In the Dollar Thrifty case, it was clear that the entire Board had a motivation to seek the highest price. The Board owned material amounts of stock, and thus would personally gain from a deal at a higher price. Moreover, they had a personal incentive as shareholders to think about the trade-off between selling in connection with the Merger Agreement and the risks of not doing so.
On September 8, 2010, as presented in the memorandum opinion of Vice Chancellor Strine, the plaintiffs’ motion for preliminary injunction was denied by the court. The court found that the Dollar Thrifty Board acted with due care and endeavored to obtain the best deal for the shareholders. In fact, the court stated, “When directors who are well motivated, have displayed no entrenchment motivation over several years, and who diligently involve themselves in the deal process choose a course of action, this court should be reluctant to second-guess their actions as unreasonable.”

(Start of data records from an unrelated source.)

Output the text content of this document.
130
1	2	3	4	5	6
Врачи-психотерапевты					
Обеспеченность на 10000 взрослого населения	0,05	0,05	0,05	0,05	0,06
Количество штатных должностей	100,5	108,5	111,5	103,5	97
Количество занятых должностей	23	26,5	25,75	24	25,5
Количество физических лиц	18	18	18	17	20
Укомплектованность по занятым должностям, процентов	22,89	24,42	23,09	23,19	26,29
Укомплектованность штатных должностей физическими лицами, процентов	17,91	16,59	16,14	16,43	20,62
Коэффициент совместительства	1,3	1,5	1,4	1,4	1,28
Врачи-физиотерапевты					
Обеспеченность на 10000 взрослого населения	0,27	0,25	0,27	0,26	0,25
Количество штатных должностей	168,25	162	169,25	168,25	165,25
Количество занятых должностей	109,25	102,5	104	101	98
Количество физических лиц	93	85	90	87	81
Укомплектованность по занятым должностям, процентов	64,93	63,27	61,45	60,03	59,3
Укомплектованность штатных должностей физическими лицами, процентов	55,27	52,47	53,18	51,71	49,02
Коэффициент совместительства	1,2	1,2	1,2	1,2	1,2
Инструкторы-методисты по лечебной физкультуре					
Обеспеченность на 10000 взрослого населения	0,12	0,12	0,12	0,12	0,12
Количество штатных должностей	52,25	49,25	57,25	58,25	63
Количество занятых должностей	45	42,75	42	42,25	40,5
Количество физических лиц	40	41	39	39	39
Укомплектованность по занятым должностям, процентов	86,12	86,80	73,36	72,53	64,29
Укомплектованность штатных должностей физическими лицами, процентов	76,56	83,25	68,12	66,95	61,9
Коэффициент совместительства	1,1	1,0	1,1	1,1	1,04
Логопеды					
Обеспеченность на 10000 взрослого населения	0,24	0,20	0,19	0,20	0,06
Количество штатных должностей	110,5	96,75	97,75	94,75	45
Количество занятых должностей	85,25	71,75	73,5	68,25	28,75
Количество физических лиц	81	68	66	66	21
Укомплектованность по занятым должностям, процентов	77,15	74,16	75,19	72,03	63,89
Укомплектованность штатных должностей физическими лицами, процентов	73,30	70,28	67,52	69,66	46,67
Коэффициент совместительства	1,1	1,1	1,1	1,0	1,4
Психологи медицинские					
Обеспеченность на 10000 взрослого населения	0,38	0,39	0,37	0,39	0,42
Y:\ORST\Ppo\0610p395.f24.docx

Despite the unsuccessful shareholder litigation against the Hertz deal that the Board originally supported, the proposed transaction pursuant to the Merger Agreement did not ultimately close. During the lengthy shareholder litigation, Avis made an indication that it would make a “substantially higher offer” in response to the announcement of the Merger Agreement. On July 28, 2010, Avis made an unsolicited proposal to acquire Dollar Thrifty for $46.50 per share. Avis’s offer, however, did not originally contain matching rights, a termination fee, or a reverse termination fee. Although the Board recognized that the Avis offer gave shareholders the potential opportunity to receive a higher price for their shares, the Board was not convinced that the proposed transaction could be completed in a timely manner or that it would adequately protect shareholders in the event Avis was unable to obtain the required regulatory approvals.
As outlined in further detail in Table 1.1, Dollar Thrifty continued negotiations with both Avis and Hertz throughout 2010, and Avis ultimately included comparable termination fees and other relevant terms in its offer. As of the end of 2010, a transaction was pending whereby Avis would acquire Dollar Thrifty for $55.97 per share (based on the closing price for Avis stock as of December 31, 2010). The companies were still seeking regulatory approval, and expected a ruling from the Federal Trade Commission in the first quarter of 2011.
A company’s board of directors plays an important role in the M&A process, and as evidenced in the Dollar Thrifty case, directors may be subject to significant scrutiny in connection with a sale of a company. For this reason, it is critical that boards of directors engage reputable professional advisors, including qualified financial experts, in order to help protect them from liability.
With the assistance of its professional advisors, a board should always endeavor to adopt a process that maximizes shareholder value. Under Delaware law, there is no single blueprint for the sale process of a company, and the course will vary depending on the company’s situation. However, in general, a thorough market check before signing an agreement, as well as the ability to accept superior offers that emerge after signing, help to establish that the board has attempted to maximize value for shareholders. A good process will also help to mitigate litigation risk. In this case involving the board of directors of Dollar Thrifty, it is evident by the court’s decision that a methodical process was executed.